Pregnancy Risk Factor

B

Pregnancy Considerations

Adverse events were not observed in animal reproduction studies using the systemic injection. Lidocaine and its metabolites cross the placenta and can be detected in the fetal circulation following injection (Cavalli 2004; Mitani 1987). The amount of lidocaine absorbed topically (and therefore available systemically to potentially reach the fetus) varies by dose administered, duration of exposure, and site of application. Cumulative exposure from all routes of administration should be considered.

Patient Education

What is this drug used for?

• It is used to stop pain.
• It is used to treat painful nerve diseases.
• It is used to treat signs of hemorrhoids or rectal irritation.
• It is used to ease long-term pain problems.
• It is used to ease pain from skin irritations.
• It is used to ease pain caused by shingles.
• It is used to treat mouth sores.
• It may be given to you for other reasons. Talk with the doctor.

Frequently reported side effects of this drug

• Redness
• Edema
• Skin discoloration

Other side effects of this drug: Talk with your doctor right away if you have any of these signs of:

• Infection
• Acidosis like confusion, fast breathing, fast heartbeat, abnormal heartbeat, severe abdominal pain, nausea, vomiting, fatigue, shortness of breath, or loss of strength and energy.
• Methemoglobinemia like blue or gray color of the lips, nails, or skin; abnormal heartbeat; seizures; severe dizziness or passing out; severe headache; fatigue; loss of strength and energy; or shortness of breath.
• Difficulty breathing
• Slow breathing
• Shallow breathing
• Severe application site irritation
• Severe numbness or tingling
• Rectal bleeding
• Rectal pain
• Seizures
• Lightheadedness
• Fatigue
• Blurred vision
• Confusion
• Vision changes
• Anxiety
• Dizziness
• Passing out
• Noise or ringing in the ears
• Nausea
• Vomiting
• Sensation of warmth
• Sensation of cold
• Tremors
• Twitching
• Chest pain
• Slow heartbeat
• Signs of a significant reaction like wheezing; chest tightness; fever; itching; bad cough; blue skin color; seizures; or swelling of face, lips, tongue, or throat.

Note: This is not a comprehensive list of all side effects. Talk to your doctor if you have questions.

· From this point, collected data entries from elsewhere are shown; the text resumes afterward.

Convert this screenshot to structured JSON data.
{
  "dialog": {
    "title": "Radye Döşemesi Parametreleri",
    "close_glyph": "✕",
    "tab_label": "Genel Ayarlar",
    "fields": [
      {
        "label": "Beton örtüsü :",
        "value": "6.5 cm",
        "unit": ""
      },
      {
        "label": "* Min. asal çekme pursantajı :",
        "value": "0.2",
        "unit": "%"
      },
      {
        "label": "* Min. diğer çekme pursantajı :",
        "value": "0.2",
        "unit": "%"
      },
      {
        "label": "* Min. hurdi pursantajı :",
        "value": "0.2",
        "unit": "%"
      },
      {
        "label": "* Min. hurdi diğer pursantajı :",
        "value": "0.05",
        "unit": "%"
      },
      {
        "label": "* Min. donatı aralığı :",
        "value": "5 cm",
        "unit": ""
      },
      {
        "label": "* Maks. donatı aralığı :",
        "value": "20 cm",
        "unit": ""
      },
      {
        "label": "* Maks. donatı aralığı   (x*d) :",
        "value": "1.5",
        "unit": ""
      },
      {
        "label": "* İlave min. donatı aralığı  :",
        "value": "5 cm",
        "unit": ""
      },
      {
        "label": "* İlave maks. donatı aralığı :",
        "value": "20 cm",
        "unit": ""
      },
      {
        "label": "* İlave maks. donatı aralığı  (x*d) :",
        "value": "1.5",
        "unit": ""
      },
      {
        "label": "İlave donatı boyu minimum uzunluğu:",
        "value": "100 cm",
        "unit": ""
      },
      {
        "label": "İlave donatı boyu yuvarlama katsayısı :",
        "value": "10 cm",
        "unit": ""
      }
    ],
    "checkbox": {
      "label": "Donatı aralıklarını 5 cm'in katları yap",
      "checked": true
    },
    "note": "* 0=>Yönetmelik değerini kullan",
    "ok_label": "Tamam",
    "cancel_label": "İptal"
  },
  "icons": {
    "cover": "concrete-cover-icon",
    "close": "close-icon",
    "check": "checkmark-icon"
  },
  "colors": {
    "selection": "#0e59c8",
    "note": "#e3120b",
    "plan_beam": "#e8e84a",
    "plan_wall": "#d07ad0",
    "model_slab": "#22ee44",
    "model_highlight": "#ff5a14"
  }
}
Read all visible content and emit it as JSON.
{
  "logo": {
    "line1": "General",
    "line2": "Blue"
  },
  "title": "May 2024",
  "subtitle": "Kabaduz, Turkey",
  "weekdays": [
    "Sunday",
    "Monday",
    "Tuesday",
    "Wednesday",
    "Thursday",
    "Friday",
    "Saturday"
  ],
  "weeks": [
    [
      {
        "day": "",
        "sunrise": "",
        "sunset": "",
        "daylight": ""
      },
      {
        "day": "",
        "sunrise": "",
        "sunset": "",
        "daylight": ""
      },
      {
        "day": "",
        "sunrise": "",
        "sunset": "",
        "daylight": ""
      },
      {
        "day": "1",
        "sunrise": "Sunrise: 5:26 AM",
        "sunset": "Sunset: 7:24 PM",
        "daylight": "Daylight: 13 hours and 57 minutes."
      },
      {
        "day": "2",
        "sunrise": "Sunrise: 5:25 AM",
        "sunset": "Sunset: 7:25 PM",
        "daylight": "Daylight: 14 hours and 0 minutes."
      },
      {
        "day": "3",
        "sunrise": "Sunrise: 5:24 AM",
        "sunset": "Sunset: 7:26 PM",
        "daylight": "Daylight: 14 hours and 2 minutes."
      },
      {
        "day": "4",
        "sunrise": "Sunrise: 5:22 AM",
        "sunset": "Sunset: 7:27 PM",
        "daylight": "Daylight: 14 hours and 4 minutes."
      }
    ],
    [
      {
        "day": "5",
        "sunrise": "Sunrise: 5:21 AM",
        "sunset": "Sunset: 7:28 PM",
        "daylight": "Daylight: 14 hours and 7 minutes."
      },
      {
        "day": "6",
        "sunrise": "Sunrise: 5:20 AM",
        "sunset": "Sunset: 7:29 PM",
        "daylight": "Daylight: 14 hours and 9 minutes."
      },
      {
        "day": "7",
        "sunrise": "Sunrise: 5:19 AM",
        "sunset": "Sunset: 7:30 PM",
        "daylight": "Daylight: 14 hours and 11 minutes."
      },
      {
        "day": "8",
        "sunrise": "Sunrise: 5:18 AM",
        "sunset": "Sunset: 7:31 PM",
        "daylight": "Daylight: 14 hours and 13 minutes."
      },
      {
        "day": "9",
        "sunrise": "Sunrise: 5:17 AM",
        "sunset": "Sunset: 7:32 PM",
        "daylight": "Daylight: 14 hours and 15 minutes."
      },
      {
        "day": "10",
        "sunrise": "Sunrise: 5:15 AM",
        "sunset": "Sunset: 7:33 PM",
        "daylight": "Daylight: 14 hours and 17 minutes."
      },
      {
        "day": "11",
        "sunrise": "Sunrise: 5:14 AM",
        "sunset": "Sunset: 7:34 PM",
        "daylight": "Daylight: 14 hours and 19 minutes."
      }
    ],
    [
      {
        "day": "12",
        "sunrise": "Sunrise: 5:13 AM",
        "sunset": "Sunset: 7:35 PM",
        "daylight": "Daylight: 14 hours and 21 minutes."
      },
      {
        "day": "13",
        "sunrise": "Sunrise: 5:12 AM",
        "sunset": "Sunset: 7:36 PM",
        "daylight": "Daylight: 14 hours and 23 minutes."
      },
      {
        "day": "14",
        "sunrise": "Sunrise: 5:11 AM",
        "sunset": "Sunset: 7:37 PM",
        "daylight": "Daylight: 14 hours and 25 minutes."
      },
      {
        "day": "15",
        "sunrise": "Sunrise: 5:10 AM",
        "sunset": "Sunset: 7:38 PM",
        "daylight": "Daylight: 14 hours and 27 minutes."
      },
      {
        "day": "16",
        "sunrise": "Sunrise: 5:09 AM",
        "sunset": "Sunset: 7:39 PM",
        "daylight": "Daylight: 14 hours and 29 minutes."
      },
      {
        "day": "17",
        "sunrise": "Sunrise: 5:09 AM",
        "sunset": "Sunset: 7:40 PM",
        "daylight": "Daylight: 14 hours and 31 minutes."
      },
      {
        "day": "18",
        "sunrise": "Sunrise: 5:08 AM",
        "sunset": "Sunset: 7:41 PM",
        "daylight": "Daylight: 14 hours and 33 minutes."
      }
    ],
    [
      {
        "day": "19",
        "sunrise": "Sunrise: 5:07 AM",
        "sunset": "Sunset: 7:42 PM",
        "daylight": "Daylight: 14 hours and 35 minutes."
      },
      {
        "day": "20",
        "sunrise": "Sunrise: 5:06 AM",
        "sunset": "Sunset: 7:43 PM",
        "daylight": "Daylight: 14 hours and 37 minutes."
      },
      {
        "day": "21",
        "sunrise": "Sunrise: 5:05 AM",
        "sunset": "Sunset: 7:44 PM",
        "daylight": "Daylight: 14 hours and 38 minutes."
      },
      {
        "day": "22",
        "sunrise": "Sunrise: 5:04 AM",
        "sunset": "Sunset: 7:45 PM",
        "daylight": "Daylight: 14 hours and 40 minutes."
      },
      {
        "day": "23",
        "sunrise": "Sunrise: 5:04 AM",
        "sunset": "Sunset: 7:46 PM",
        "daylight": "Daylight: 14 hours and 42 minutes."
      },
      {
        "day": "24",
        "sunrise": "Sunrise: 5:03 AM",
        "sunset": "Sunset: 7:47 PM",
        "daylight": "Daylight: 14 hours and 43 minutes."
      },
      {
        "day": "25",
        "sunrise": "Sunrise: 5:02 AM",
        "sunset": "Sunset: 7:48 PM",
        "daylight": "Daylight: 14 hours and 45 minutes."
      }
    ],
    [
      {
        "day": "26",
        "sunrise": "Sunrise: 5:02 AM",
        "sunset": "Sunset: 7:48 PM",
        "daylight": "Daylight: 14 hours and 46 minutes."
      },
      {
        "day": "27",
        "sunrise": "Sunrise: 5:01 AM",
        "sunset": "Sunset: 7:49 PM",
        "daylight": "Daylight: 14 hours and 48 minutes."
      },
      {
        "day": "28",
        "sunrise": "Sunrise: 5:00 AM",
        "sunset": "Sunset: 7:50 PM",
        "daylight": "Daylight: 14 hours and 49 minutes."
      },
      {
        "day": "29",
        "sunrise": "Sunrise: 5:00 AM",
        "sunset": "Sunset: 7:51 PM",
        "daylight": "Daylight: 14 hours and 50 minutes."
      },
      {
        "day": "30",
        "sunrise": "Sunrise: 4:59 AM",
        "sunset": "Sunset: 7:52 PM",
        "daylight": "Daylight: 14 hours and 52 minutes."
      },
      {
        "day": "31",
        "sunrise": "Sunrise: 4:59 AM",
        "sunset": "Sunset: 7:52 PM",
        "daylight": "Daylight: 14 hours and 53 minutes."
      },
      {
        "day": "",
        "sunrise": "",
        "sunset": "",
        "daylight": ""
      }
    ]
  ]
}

Consumer Information Use and Disclaimer: This information should not be used to decide whether or not to take this medicine or any other medicine. Only the healthcare provider has the knowledge and training to decide which medicines are right for a specific patient. This information does not endorse any medicine as safe, effective, or approved for treating any patient or health condition. This is only a brief summary of general information about this medicine. It does NOT include all information about the possible uses, directions, warnings, precautions, interactions, adverse effects, or risks that may apply to this medicine. This information is not specific medical advice and does not replace information you receive from the healthcare provider. You must talk with the healthcare provider for complete information about the risks and benefits of using this medicine.